Les amendements n° 51 et 52 soulèvent incontestablement certaines questions.
Mes chers collègues, le syndrome de l'indépendance des autorités de régulation aurait-il encore frappé ? Une fois encore, un parlementaire, quelle que soit par ailleurs sa qualité, est amené à passer par-dessus un certain nombre d'autres autorités, pour imposer à toute force des dispositions législatives pour le moins problématiques.
Ainsi, pour quel motif est-ce encore une fois par la voie d'un amendement parlementaire qu'il est procédé à un nouveau « dépeçage » de la responsabilité première de l'État dans l'expression de l'intérêt général ?
En effet, si nous adoptions sans coup férir ces deux amendements, nous limiterions encore un peu plus le pouvoir, reconnu tant au Gouvernement qu'aux assemblées parlementaires, de dire et d'écrire le droit.
Ce démantèlement organisé du domaine de la loi et du règlement ne peut pas être accepté sans que d'autres autorités, en particulier le Conseil d'État, aient été saisies du contenu même des dispositions visées. Nous en venons d'ailleurs à nous interroger sur la recevabilité de ces amendements au regard de nos textes constitutionnels.
En outre, d'autres motifs nous incitent à rejeter le principe de ces deux amendements.
Au sein de la directive « gaz » de 2003, rien n'indiquait que les autorités de régulation nationale constituées dans les différents pays de l'Union européenne dussent disposer de l'autonomie financière et de l'absolue indépendance juridique. La seule question en matière de régulation abordée concrètement dans la directive ne portait en effet que sur le champ réel des compétences reconnues à ces autorités. Le principe d'un socle minimum commun de compétences a ainsi été consacré, mais cela ne nécessite nullement la moindre initiative juridique.

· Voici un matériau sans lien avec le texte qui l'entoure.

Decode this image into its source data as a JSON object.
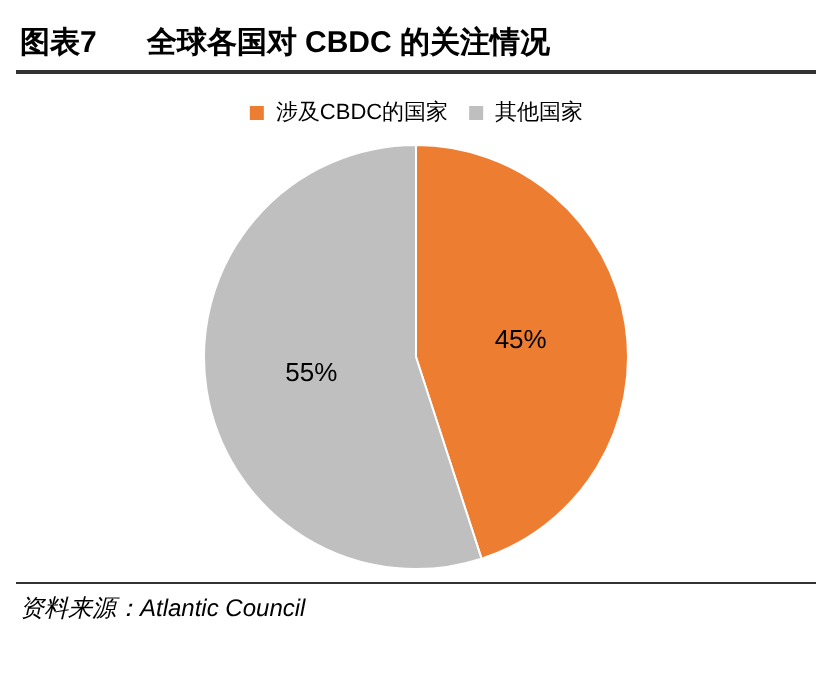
{
  "chart_data": {
    "type": "pie",
    "title": "图表7      全球各国对 CBDC 的关注情况",
    "categories": [
      "涉及CBDC的国家",
      "其他国家"
    ],
    "values": [
      45,
      55
    ],
    "colors": [
      "#ed7d31",
      "#bfbfbf"
    ],
    "value_labels": [
      "45%",
      "55%"
    ],
    "legend": "top",
    "annotations": [
      "资料来源：Atlantic Council"
    ]
  }
}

Au demeurant, rien ne permet, par exemple, d'exclure que la France choisisse, pour assurer les fonctions de régulation, de faire appel à une structure d'une autre nature que l'actuelle CRE. Pourquoi ne pas solliciter alors l'Observatoire national du service public de l'électricité et du gaz, créé par la loi de février 2000, ou encore le Conseil supérieur de l'énergie, créé par l'article 45 de la loi de 1946 ? Il est d'ailleurs assez incroyable de constater, à la lecture de cet article 45, que le législateur de l'époque avait parfaitement intégré la notion de régulation, avant même que vous ne la proposiez dans le cadre de la transposition de la directive de 1998.
Un autre élément est tout aussi important : dans son rapport annuel de 2005, la Commission de régulation économique ne fait absolument pas référence au problème de sa qualité juridique et de son autonomie financière.
M. Philippe de Ladoucette, président de la Commission de la régulation de l'énergie, pourtant sourcilleux lorsqu'il s'agit de mettre en conformité l'activité des marchés énergétiques avec les textes européens, ne se plaint absolument pas de manquer des outils nécessaires pour agir. Le rapport précise même qu'il est attentif à ne pas empiéter sur le champ de compétence d'autres instances de régulation.
Décidément, rien ne justifie l'adoption des propositions de M. le rapporteur général, et nous vous invitons à rejeter ces deux amendements sans la moindre équivoque.